Haddin, 35, currently has 25 catches from four Tests this series, and needs just three dismissals at The Oval to join Marsh and four to break his record, which has stood since the 1982-83 Ashes.
Haddin, the New South Wales gloveman, was unaware of the pending milestone, praising the consistency of the bowlers for getting him close. Haddin also made it clear the back-to-back Ashes series wouldn't be his swansong and says he hopes to play on until he's at least 37.
Marsh retired from Test cricket at 36 and Ian Healy and Adam Gilchrist at 35. If Haddin still plays Test cricket two years on, he will be Australia's oldest wicketkeeper since Hammy Love made a one-off appearance in 1933.
"I think I've still got a lot of cricket left in me now and to the 2015 World Cup. So I'm keen to play there," he said. "I wasn't aware of that (record) at all. I'd take that back for a win.
"You don't play for them. When they come along, it's a nice achievement but I'd take a few wins over that. When you tick those milestones off on the way, it's obviously flattering but it's also pretty hollow if you don't win any cricket games. From that point of view, I'd love to win this one moving forward to Australia."

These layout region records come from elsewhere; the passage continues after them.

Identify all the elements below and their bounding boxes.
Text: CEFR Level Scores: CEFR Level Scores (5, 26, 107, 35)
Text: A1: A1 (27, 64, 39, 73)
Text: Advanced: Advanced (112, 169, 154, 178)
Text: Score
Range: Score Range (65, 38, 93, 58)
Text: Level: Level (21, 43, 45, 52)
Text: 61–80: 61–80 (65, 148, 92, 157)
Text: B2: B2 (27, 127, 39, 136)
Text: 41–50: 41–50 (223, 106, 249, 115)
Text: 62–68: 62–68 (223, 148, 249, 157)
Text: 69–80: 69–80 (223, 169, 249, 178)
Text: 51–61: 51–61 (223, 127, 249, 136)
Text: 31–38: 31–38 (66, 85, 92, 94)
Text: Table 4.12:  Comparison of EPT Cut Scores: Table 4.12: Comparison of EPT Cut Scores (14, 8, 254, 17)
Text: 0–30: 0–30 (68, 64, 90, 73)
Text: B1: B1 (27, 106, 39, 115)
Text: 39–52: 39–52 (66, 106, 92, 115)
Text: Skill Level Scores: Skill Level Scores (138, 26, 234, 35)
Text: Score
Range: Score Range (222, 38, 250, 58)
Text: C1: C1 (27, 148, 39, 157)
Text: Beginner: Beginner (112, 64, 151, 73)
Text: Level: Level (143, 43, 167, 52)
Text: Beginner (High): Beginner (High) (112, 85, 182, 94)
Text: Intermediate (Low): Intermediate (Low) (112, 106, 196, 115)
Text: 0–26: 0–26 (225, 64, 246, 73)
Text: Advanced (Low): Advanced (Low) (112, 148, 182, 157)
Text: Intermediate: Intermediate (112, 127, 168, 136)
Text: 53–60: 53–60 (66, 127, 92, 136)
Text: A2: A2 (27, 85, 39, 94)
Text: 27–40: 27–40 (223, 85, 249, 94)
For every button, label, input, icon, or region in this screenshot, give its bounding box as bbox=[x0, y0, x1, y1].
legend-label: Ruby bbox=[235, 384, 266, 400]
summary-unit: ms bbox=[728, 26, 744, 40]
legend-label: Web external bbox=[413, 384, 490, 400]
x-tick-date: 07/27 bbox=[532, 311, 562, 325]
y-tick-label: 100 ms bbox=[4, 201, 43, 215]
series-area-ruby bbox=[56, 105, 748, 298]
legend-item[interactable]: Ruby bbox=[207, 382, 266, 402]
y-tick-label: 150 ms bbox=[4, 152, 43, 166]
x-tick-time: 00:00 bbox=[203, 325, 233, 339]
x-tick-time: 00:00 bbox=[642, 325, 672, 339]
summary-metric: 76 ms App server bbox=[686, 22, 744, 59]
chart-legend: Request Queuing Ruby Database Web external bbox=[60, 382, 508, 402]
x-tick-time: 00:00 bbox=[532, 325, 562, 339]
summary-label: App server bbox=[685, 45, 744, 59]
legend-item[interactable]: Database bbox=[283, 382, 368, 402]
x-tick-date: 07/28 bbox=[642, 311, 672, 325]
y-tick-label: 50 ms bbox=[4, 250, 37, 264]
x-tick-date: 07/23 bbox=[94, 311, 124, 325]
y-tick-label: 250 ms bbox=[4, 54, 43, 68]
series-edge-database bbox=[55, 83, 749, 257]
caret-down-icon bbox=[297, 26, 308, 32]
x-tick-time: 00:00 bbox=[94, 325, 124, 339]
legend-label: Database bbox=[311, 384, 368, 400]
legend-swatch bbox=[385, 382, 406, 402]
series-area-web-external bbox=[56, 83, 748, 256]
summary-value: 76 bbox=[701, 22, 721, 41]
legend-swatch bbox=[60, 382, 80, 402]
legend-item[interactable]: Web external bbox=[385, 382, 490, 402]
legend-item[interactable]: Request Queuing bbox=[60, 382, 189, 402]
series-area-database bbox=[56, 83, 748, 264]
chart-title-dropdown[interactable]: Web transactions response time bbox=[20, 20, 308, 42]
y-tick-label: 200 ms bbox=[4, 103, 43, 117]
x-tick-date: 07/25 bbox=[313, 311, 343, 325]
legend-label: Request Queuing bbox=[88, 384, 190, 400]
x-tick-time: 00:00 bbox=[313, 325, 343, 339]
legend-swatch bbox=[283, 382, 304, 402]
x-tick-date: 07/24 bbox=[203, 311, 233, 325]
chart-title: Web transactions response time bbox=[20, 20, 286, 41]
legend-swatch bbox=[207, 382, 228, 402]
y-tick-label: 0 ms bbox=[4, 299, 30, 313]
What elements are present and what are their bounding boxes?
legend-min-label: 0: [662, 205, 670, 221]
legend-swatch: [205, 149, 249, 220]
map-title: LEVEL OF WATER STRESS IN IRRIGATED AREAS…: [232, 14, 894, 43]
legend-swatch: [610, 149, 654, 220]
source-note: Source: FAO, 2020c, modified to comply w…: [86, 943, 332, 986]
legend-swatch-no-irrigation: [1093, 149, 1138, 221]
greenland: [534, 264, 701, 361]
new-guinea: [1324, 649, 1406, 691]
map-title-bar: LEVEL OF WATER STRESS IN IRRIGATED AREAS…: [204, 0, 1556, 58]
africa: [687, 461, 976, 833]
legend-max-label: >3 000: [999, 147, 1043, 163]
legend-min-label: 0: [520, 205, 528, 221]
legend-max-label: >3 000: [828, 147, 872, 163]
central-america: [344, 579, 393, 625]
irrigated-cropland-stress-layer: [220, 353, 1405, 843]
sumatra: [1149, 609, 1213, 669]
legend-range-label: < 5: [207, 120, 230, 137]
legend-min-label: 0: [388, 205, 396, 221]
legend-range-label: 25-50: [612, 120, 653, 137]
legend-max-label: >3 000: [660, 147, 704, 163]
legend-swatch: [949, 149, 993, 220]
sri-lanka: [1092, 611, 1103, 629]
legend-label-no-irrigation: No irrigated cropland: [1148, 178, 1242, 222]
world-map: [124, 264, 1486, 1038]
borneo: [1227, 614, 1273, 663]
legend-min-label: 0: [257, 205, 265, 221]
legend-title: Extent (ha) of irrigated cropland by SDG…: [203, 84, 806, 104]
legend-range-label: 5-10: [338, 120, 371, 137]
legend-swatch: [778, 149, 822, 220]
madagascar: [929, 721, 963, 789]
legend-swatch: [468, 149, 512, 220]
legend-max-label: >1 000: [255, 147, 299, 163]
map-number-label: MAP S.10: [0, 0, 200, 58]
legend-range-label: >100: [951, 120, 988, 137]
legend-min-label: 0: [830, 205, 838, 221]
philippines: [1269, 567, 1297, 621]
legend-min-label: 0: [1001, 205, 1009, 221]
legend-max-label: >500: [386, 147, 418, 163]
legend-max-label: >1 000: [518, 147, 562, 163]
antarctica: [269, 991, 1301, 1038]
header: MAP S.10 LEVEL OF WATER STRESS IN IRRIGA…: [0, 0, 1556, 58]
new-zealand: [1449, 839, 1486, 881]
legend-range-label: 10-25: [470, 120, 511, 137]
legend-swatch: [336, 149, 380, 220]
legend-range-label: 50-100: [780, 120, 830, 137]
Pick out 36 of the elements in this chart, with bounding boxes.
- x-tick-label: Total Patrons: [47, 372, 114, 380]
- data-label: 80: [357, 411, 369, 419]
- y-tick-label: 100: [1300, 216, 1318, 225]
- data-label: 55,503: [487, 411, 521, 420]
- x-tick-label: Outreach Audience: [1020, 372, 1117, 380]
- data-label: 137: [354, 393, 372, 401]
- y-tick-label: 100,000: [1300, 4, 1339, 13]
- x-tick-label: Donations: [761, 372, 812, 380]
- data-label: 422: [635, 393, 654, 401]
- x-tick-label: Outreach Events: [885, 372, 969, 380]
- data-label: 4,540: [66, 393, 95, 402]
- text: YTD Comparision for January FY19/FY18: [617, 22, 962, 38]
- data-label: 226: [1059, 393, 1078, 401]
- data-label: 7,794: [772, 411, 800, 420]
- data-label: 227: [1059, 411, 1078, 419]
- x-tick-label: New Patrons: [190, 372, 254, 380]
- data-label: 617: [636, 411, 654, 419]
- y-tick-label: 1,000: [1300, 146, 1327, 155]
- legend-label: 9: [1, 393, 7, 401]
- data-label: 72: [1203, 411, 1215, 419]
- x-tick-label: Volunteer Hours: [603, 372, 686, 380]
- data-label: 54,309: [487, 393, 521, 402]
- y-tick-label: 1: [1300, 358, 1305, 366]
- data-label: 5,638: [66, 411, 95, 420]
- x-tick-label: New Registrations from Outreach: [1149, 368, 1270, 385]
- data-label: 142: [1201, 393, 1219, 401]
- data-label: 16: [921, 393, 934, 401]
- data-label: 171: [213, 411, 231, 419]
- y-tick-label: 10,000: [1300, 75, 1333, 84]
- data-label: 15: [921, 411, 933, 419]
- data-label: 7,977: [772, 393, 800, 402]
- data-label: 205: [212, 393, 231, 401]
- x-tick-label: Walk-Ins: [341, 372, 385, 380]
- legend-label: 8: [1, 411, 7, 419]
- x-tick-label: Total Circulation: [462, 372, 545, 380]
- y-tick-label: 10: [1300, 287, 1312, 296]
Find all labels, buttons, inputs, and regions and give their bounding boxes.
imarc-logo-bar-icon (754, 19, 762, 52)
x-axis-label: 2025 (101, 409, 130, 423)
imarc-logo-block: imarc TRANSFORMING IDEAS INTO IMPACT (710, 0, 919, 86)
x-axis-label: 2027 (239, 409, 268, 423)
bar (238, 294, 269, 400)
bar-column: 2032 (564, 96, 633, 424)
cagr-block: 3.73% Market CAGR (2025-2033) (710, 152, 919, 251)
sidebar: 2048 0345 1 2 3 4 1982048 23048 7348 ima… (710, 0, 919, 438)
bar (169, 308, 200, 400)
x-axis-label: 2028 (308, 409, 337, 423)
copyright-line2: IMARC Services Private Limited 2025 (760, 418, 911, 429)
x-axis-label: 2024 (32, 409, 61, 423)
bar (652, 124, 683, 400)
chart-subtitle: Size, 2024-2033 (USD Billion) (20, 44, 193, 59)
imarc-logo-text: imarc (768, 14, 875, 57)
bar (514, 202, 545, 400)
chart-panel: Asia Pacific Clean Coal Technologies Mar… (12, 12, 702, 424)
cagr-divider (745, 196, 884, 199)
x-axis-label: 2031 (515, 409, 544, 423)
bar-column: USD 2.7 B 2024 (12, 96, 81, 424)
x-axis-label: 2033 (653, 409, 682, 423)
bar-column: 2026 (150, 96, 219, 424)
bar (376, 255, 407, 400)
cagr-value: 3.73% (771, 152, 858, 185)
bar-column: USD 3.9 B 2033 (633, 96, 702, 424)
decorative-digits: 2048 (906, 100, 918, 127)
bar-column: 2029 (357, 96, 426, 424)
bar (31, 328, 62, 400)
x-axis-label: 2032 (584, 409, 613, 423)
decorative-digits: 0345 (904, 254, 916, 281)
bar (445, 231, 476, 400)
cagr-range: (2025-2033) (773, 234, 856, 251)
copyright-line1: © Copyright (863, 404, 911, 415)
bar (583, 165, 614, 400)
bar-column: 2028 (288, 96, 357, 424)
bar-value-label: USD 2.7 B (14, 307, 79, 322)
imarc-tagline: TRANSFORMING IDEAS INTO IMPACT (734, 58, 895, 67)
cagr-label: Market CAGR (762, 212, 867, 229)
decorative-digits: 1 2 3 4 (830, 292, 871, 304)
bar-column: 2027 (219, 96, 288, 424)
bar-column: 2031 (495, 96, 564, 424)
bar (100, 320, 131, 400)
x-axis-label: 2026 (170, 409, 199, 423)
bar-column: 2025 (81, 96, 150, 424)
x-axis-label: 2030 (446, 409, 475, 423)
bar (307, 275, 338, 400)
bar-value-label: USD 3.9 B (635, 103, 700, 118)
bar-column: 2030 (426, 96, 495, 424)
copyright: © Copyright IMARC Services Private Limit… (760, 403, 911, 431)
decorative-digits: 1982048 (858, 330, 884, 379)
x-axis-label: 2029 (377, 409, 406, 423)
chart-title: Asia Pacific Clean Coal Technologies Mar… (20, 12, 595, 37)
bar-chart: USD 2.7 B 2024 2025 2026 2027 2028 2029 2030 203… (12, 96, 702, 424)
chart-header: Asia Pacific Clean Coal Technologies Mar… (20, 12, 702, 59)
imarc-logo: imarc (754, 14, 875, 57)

Haddin had a poor keeping performance at Lord's, with a missed chance of Joe Root in the second innings when the England batsman was on 8, costing Australia dearly. Root went on to make 180 after England lost three quick wickets for 30 runs.
In contrast, he had a stunning match at Old Trafford, where he smashed 65 not out and took a spectacular catch off Siddle.
Haddin said he was happy with his own form. "You've still got to perform, you've still got to challenge yourself to get better," he said. "My batting feels in a good place. I feel comfortable with where my keeping is at, it's felt especially good the last couple of games. It wasn't where I wanted it to be after Lord's."